A plan to split the one-way toll on the Verrazzano Bridge was approved by the MTA Board on Wednesday.
The MTA plans to put split-tolling into effect by the end of the year and charge drivers $6.12 in both directions — $3.44 in both directions for Staten Island residents who take three or more trips a month, and $3.63 for island residents who take fewer than three trips a month.
The transit agency projects this will net it an extra $10 million a year, at a time when its financial outlook is grim.
Currently, the $19 toll, the most expensive in the United States, applies only to drivers entering Staten Island through Brooklyn.

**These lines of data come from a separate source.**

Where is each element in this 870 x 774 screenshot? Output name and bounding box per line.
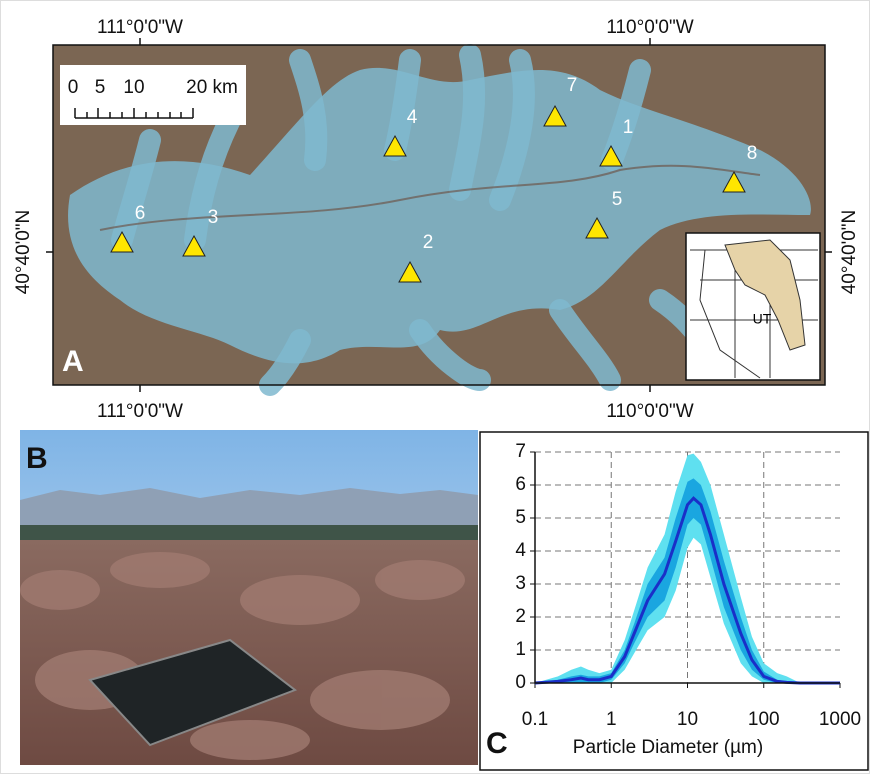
x-tick-label: 100 <box>748 709 780 730</box>
site-label: 5 <box>612 189 623 210</box>
figure: 0 5 10 20 km 12345678 UT A 111°0'0"W 110… <box>0 0 870 774</box>
lat-label: 40°40'0"N <box>13 210 34 295</box>
scale-label: 10 <box>123 77 144 98</box>
chart-panel: C Particle Diameter (µm) 0 1 2 3 4 5 6 7 0.1 1 10 1… <box>480 432 868 770</box>
panel-letter: B <box>26 442 48 475</box>
y-tick-label: 6 <box>515 474 526 495</box>
lon-label: 110°0'0"W <box>606 17 693 38</box>
y-tick-label: 1 <box>515 639 526 660</box>
inset-label: UT <box>753 311 772 327</box>
site-label: 8 <box>747 143 758 164</box>
y-tick-label: 3 <box>515 573 526 594</box>
y-tick-label: 5 <box>515 507 526 528</box>
y-tick-label: 4 <box>515 540 526 561</box>
x-tick-label: 10 <box>677 709 698 730</box>
x-axis-label: Particle Diameter (µm) <box>573 737 763 758</box>
x-tick-label: 1000 <box>819 709 861 730</box>
y-tick-label: 2 <box>515 606 526 627</box>
map-panel: 0 5 10 20 km 1 2 3 4 5 6 7 8 UT A 111°0'0"W 110… <box>13 17 860 422</box>
lat-label: 40°40'0"N <box>839 210 860 295</box>
panel-letter: A <box>62 345 84 378</box>
photo-panel: B <box>20 430 478 765</box>
lon-label: 110°0'0"W <box>606 401 693 422</box>
y-tick-label: 7 <box>515 441 526 462</box>
site-label: 6 <box>135 203 146 224</box>
site-label: 3 <box>208 207 219 228</box>
x-tick-label: 1 <box>606 709 617 730</box>
lon-label: 111°0'0"W <box>97 401 183 422</box>
site-label: 7 <box>567 75 578 96</box>
lon-label: 111°0'0"W <box>97 17 183 38</box>
site-label: 4 <box>407 107 418 128</box>
scale-label: 5 <box>95 77 106 98</box>
y-tick-label: 0 <box>515 672 526 693</box>
scale-label: 0 <box>68 77 79 98</box>
panel-letter: C <box>486 727 508 760</box>
scale-label: 20 km <box>186 77 238 98</box>
site-label: 2 <box>423 232 434 253</box>
site-label: 1 <box>623 117 634 138</box>
x-tick-label: 0.1 <box>522 709 548 730</box>
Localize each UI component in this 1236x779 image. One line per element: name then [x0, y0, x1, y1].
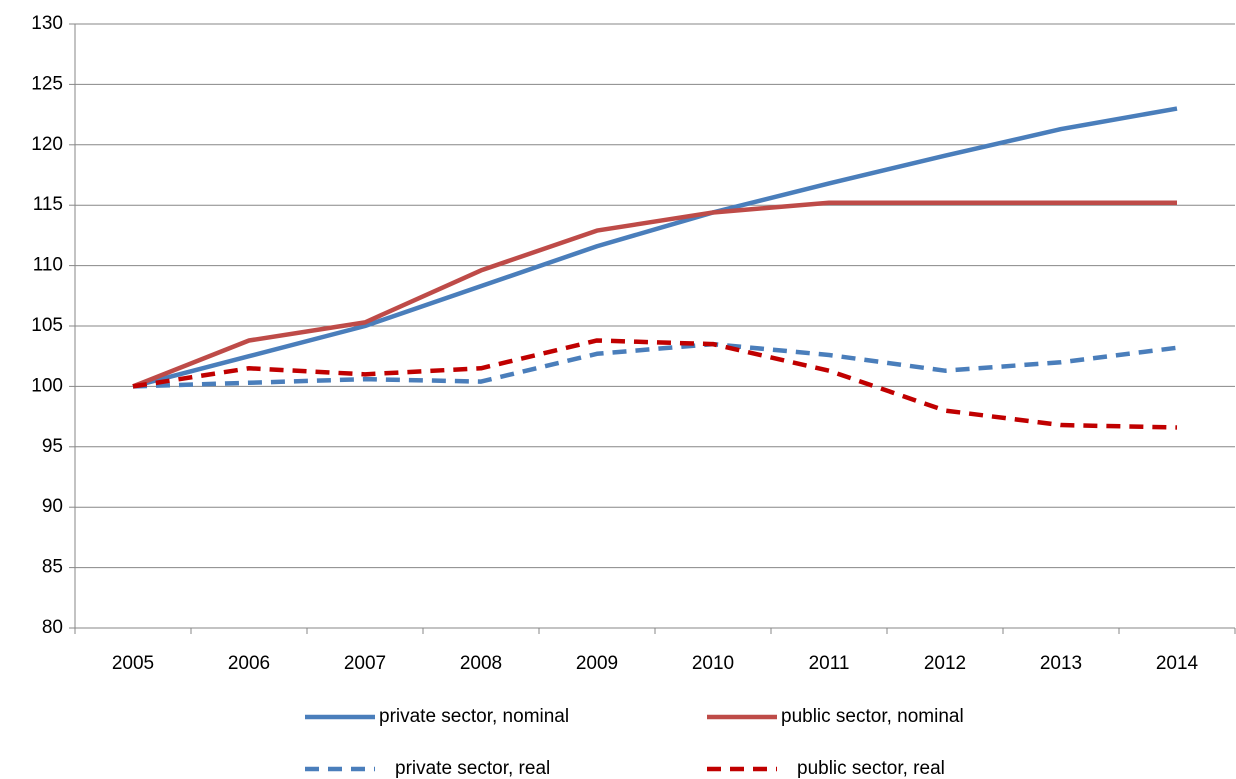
series-line: [132, 341, 1178, 389]
legend-label: public sector, nominal: [781, 706, 964, 727]
legend-label: private sector, nominal: [379, 706, 569, 727]
y-tick-label: 105: [31, 315, 63, 336]
y-tick-label: 110: [33, 255, 63, 276]
y-tick-label: 130: [31, 13, 63, 34]
series-line: [132, 106, 1178, 389]
x-tick-label: 2011: [809, 653, 850, 674]
y-tick-label: 115: [33, 194, 63, 215]
series-line: [132, 338, 1178, 430]
x-tick-label: 2013: [1040, 653, 1082, 674]
x-tick-label: 2012: [924, 653, 966, 674]
y-tick-label: 90: [42, 496, 63, 517]
x-tick-label: 2014: [1156, 653, 1199, 674]
y-tick-label: 120: [31, 134, 63, 155]
y-tick-label: 95: [42, 436, 63, 457]
series-line: [132, 200, 1177, 389]
y-tick-label: 125: [31, 73, 63, 94]
legend-label: public sector, real: [797, 758, 945, 779]
x-tick-label: 2005: [112, 653, 154, 674]
y-tick-label: 80: [42, 617, 63, 638]
x-tick-label: 2007: [344, 653, 386, 674]
x-tick-label: 2008: [460, 653, 502, 674]
x-tick-label: 2010: [692, 653, 734, 674]
x-tick-label: 2006: [228, 653, 270, 674]
x-tick-label: 2009: [576, 653, 618, 674]
y-tick-label: 85: [42, 557, 63, 578]
y-tick-label: 100: [31, 375, 63, 396]
legend-label: private sector, real: [395, 758, 550, 779]
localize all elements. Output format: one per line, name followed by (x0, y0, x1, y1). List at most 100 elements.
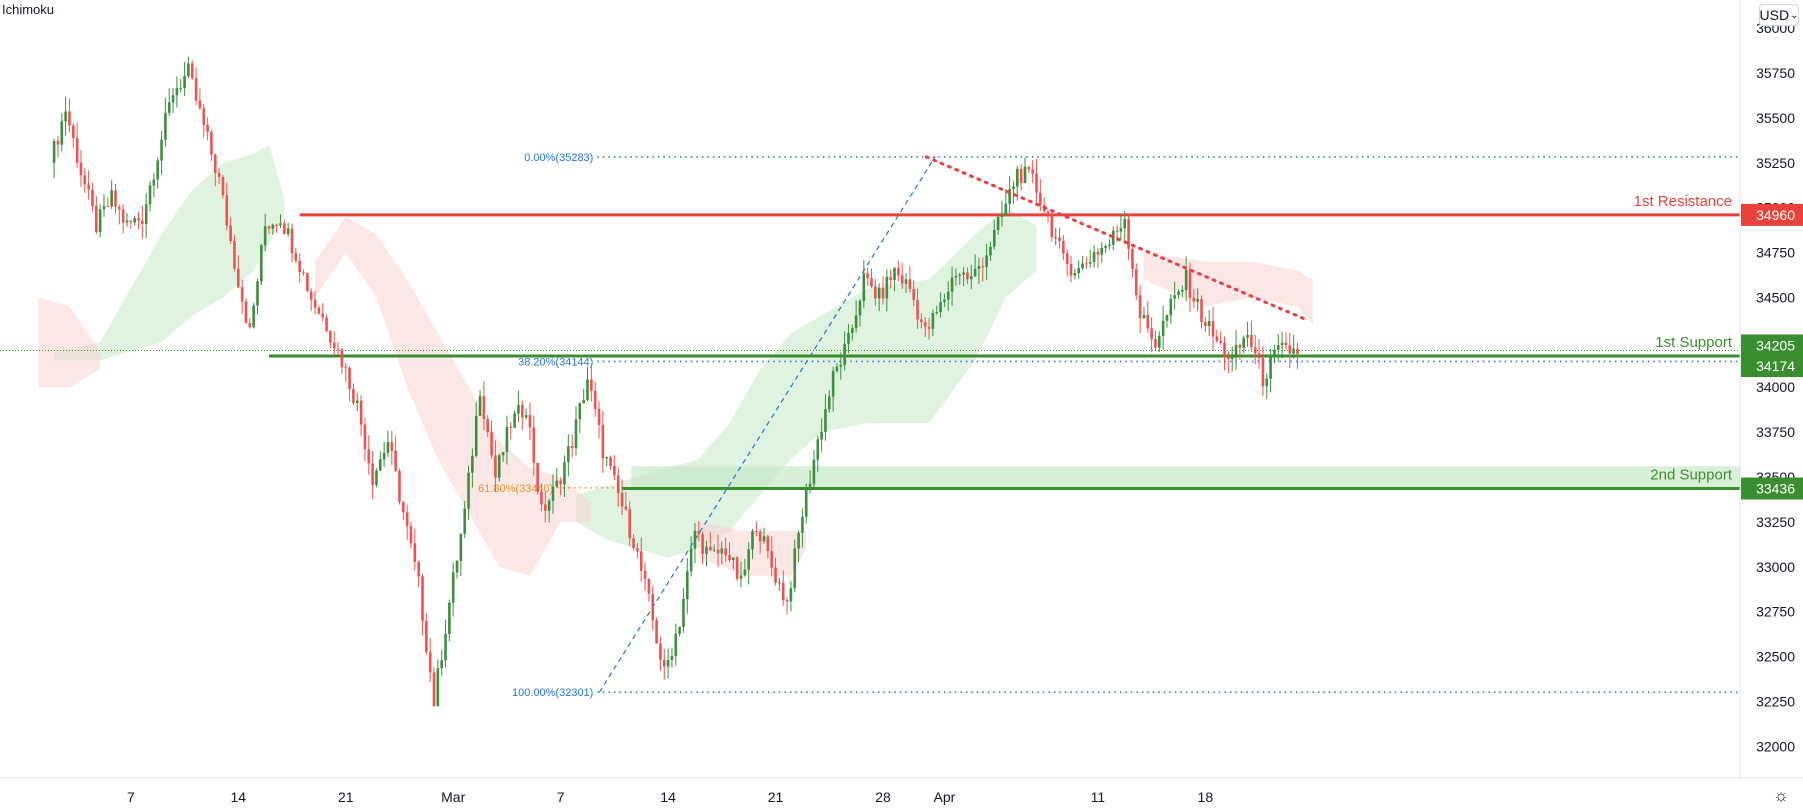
candle-body-13 (102, 205, 106, 210)
currency-button[interactable]: USD ⌄ (1759, 4, 1799, 26)
price-tag-2 (1741, 355, 1803, 378)
candle-body-106 (459, 533, 463, 561)
y-tick-5: 34750 (1756, 245, 1795, 261)
level-name-0: 1st Resistance (1634, 193, 1732, 210)
y-tick-8: 34000 (1756, 379, 1795, 395)
candle-body-49 (240, 287, 244, 302)
fib-label-2: 61.80%(33440) (478, 483, 553, 495)
candle-body-195 (801, 516, 804, 533)
candle-body-197 (808, 483, 812, 490)
candle-body-278 (1119, 228, 1123, 232)
price-tag-label-1: 34205 (1756, 337, 1795, 353)
candle-body-299 (1200, 298, 1203, 323)
candle-body-209 (854, 315, 858, 329)
candle-body-120 (513, 413, 516, 428)
indicator-label[interactable]: Ichimoku (2, 2, 55, 17)
candle-body-72 (329, 330, 332, 343)
candle-body-10 (91, 189, 94, 206)
candle-body-169 (701, 534, 704, 554)
candle-body-280 (1127, 219, 1130, 249)
candle-body-93 (409, 526, 413, 544)
candle-body-244 (989, 246, 992, 256)
candle-body-219 (893, 268, 896, 281)
candle-body-183 (755, 531, 758, 533)
candle-body-105 (455, 560, 459, 573)
candle-body-214 (874, 286, 877, 299)
candle-body-324 (1296, 348, 1299, 354)
candle-body-138 (582, 399, 585, 404)
candle-body-317 (1269, 357, 1272, 379)
candle-body-86 (382, 452, 386, 460)
candle-body-250 (1012, 186, 1015, 190)
candle-body-55 (263, 226, 267, 246)
candle-body-295 (1184, 269, 1188, 291)
candle-body-321 (1284, 342, 1288, 346)
candle-body-45 (225, 195, 229, 226)
candle-body-2 (60, 121, 64, 145)
trendline (924, 155, 1307, 321)
candle-body-115 (494, 455, 497, 478)
candle-body-98 (428, 651, 432, 673)
candle-body-140 (590, 379, 593, 391)
cloud-red-3 (1143, 252, 1313, 325)
cloud-red-1 (315, 216, 592, 576)
currency-label: USD (1759, 7, 1790, 23)
y-tick-13: 32750 (1756, 604, 1795, 620)
candle-body-194 (797, 532, 800, 549)
chevron-down-icon: ⌄ (1790, 9, 1799, 21)
candle-body-113 (486, 418, 490, 433)
candle-body-116 (497, 455, 501, 478)
candle-body-159 (662, 659, 666, 667)
candle-body-175 (724, 548, 727, 556)
candle-body-20 (129, 220, 133, 223)
candle-body-53 (256, 281, 259, 306)
candle-body-281 (1131, 248, 1134, 270)
candle-body-302 (1211, 321, 1215, 337)
candle-body-313 (1253, 347, 1257, 354)
price-tag-0 (1741, 203, 1803, 226)
gear-icon[interactable]: ☼ (1773, 786, 1789, 805)
candle-body-201 (824, 409, 827, 432)
candle-body-36 (190, 63, 194, 79)
candle-body-172 (712, 549, 716, 551)
candle-body-275 (1108, 244, 1111, 246)
price-tag-1 (1741, 334, 1803, 357)
candle-body-276 (1111, 230, 1115, 245)
candle-body-58 (275, 224, 278, 226)
candle-body-166 (689, 548, 693, 572)
candle-body-146 (613, 465, 616, 476)
candle-body-47 (233, 241, 236, 269)
candle-body-251 (1016, 168, 1019, 187)
candle-body-191 (785, 600, 789, 602)
candle-body-48 (237, 268, 240, 288)
candle-body-69 (317, 307, 321, 314)
candle-body-134 (567, 446, 570, 463)
candle-body-168 (697, 530, 701, 535)
candle-body-34 (183, 76, 186, 88)
candlesticks (52, 56, 1299, 707)
candle-body-27 (156, 160, 160, 180)
candle-body-200 (820, 431, 823, 440)
candle-body-215 (877, 287, 881, 299)
y-tick-2: 35500 (1756, 110, 1795, 126)
candle-body-139 (586, 379, 589, 400)
candle-body-221 (900, 275, 904, 284)
candle-body-30 (167, 102, 171, 113)
candle-body-235 (954, 275, 958, 278)
candle-body-174 (720, 548, 724, 554)
candle-body-59 (279, 223, 282, 226)
price-axis-bg (1740, 0, 1803, 812)
y-tick-1: 35750 (1756, 65, 1795, 81)
candle-body-224 (912, 288, 915, 300)
candle-body-157 (655, 620, 658, 644)
candle-body-193 (793, 548, 797, 589)
candle-body-273 (1100, 247, 1104, 255)
fibonacci-retracement: 0.00%(35283) 38.20%(34144) 61.80%(33440) 10… (478, 152, 1740, 699)
candle-body-89 (394, 450, 397, 471)
candle-body-277 (1115, 230, 1119, 232)
candle-body-68 (313, 299, 317, 308)
candle-body-52 (252, 305, 255, 328)
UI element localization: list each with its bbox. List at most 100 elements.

In late December, a split-tolling plan was included in a $1.4 trillion government-wide spending package that the House of Representatives passed.
Local lawmakers have pushed for split tolling for months, saying many drivers avoid the toll altogether by entering Staten Island through New Jersey before crossing into Brooklyn.
Currently, E-ZPass commuters pay over $12 for the bridge in one shot. For Staten Island residents with an E-ZPass and who make three or more trips a month, the toll is $6.88 right now.
- Verrazzano Bridge Toll Increases Start
- Lawmakers: Regular Brooklyn Drivers Should Pay Less Than $7 for the Verrazzano
Originally, tolls were collected for drivers heading in both directions on the Verrazzano. That changed in the 1980s, when then-Rep. Guy Molinari spearheaded an effort to change the toll to be a one-way toll. The one-way toll went into effect in 1986.
Officials had cited the need for one-way tolling to cut down on traffic backups from toll gantries, but the bridge implemented cashless tolling in 2017.